Google ou le symbole de la servitude volontaire

Personne, sur la toile et au-delà, n’ignore l’existence de Google. Tout le monde le connaît, ce géant d’Internet qui véhicule une image cool quoique controversée. Au moment du scandale d’espionnage domestique par la NSA, Google s’est, en effet, retrouvé en première ligne en étant accusé de fournir toutes les infos à l’agence américaine. Pour autant, la popularité et la prééminence du moteur de recherche n’ont jamais été remises en cause par cette affaire. Il demeure ce mastodonte qui écrase tous ses concurrents si bien qu’ils finissent forcément par dépérir (Yahoo, Bing et bien d’autres). Cette position de domination confère à la firme californienne un prestige et une aura rarement remis en cause si bien que, pour beaucoup, le rêve consiste à être embauché par l’entreprise.

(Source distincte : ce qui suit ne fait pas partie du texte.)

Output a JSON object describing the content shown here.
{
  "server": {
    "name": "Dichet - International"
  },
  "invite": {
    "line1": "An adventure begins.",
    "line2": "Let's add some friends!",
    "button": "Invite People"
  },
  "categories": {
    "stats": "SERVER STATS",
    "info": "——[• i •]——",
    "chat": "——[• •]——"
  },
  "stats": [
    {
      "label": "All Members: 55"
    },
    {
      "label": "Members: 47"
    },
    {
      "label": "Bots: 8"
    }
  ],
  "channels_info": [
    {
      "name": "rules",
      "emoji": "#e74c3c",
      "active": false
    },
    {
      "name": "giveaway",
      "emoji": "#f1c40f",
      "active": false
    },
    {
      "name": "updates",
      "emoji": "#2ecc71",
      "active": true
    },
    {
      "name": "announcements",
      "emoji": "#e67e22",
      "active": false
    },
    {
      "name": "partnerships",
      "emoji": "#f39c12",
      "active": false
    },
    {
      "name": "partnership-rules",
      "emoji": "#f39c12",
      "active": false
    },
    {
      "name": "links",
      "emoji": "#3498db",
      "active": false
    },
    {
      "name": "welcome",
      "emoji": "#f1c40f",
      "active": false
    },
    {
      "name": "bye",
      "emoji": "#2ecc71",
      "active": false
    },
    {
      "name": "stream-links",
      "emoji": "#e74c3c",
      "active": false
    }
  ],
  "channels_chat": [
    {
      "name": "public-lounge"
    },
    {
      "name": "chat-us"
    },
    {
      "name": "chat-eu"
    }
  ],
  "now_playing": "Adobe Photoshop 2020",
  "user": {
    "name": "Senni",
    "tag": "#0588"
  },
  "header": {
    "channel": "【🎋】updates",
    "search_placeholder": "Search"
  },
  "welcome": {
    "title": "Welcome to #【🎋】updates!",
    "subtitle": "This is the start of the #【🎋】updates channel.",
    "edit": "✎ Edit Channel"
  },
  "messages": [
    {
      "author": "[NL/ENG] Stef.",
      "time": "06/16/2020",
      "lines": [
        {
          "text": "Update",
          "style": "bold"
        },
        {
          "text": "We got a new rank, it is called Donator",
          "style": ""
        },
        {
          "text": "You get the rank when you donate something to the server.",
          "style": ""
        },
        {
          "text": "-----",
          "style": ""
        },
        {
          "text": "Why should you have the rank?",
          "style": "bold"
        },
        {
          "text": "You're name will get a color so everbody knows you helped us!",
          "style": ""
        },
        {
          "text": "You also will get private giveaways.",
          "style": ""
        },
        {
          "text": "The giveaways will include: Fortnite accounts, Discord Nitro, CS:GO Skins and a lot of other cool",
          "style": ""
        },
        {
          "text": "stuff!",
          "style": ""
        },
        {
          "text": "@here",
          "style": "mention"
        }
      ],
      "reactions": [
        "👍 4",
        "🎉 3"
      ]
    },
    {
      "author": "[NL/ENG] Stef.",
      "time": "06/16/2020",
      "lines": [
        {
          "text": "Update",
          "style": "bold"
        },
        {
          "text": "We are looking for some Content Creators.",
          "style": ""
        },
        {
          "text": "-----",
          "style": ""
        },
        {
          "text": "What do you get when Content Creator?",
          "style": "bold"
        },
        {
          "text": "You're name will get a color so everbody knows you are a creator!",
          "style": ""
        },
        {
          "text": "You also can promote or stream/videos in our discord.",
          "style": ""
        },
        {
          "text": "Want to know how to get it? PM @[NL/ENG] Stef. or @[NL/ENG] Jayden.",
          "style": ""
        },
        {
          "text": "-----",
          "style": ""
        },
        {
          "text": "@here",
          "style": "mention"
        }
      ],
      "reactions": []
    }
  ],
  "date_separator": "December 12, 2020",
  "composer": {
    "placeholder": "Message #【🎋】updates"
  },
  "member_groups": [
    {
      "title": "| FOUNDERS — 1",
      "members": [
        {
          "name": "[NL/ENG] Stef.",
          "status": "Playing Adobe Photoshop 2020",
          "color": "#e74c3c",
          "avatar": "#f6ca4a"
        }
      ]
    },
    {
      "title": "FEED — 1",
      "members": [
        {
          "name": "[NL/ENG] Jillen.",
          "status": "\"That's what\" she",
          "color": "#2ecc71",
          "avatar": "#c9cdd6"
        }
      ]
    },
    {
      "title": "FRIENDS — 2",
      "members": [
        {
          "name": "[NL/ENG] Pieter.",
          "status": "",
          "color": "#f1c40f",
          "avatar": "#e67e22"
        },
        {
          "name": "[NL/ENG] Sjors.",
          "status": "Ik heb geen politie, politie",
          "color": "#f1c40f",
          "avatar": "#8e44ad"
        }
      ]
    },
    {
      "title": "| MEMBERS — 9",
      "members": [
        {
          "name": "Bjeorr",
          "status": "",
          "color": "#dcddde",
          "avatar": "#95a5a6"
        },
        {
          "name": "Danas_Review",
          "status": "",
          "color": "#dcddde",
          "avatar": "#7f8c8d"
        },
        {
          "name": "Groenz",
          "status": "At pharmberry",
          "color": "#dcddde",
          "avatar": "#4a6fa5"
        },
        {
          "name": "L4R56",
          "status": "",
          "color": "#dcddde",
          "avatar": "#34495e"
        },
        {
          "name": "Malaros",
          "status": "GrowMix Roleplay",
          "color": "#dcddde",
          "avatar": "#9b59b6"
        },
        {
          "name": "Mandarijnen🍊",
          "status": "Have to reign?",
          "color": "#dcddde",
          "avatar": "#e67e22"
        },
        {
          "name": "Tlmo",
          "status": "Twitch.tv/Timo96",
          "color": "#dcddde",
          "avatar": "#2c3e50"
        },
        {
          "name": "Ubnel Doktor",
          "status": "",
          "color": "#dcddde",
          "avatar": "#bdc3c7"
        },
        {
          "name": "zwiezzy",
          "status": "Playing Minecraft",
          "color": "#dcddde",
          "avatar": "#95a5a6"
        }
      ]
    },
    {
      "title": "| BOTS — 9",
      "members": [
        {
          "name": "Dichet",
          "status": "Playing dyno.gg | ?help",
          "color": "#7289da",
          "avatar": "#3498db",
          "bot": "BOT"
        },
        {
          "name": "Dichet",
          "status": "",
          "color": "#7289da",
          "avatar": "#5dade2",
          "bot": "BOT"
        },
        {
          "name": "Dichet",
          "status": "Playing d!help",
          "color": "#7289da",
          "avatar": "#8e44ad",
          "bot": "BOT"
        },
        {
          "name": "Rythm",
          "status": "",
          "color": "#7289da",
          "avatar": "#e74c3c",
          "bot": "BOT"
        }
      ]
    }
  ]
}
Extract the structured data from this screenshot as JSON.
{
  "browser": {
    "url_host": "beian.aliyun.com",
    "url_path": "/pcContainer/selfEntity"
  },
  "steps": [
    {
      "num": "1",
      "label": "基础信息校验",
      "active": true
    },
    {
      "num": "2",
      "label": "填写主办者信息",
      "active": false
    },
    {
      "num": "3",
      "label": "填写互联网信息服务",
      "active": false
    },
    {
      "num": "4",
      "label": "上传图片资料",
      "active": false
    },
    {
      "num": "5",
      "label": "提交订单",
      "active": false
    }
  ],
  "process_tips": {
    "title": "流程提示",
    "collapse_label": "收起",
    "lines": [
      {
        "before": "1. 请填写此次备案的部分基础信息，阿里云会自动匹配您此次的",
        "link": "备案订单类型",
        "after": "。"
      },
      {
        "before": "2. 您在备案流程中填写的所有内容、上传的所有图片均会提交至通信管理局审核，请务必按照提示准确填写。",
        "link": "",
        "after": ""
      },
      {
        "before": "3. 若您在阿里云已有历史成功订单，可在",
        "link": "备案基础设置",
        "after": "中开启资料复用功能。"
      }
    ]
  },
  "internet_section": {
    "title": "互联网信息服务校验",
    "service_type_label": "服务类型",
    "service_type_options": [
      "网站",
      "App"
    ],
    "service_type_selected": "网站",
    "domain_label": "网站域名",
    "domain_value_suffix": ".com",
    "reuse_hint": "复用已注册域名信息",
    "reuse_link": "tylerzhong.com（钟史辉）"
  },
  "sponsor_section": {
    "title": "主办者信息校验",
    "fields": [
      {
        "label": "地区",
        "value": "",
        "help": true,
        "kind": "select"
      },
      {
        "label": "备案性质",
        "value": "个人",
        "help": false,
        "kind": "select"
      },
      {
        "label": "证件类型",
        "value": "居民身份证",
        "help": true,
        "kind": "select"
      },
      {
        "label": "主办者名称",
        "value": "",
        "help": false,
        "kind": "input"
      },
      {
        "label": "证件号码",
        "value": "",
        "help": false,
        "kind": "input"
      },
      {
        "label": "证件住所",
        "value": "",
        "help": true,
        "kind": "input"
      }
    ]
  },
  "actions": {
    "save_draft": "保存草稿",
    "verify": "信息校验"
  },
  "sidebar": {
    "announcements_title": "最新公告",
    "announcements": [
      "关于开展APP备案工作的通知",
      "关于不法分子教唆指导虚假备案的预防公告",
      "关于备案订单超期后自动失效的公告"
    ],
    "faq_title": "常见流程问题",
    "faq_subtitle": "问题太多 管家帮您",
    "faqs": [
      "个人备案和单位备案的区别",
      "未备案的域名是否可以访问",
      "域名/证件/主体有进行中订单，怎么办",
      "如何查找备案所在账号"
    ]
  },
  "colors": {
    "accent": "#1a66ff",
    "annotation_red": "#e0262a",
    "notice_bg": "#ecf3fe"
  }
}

« Nous recrutons environ 2000 personnes par an et nous recevons plusieurs milliers de candidatures pour ces postes ». Ces mots sont ceux d’un salarié de Google. Pour une part non négligeable des diplômés de Grandes Ecoles, intégrer le « Googleplex » – le siège social de la firme – constitue le climax d’une carrière. Réputée pour son ambiance cool et sa forte propension à laisser ses salariés travailler en autonomie sur des projets qui leur tiennent à cœur, l’entreprise californienne n’a nullement besoin de campagne de communication pour enjoindre les personnes à postuler. Pourtant, derrière cette vision idyllique se cache, souvent, une réalité bien moins joyeuse. Il se pourrait bien que le célèbre discours d’Etienne de la Boétie s’applique pleinement à Google et à ses salariés.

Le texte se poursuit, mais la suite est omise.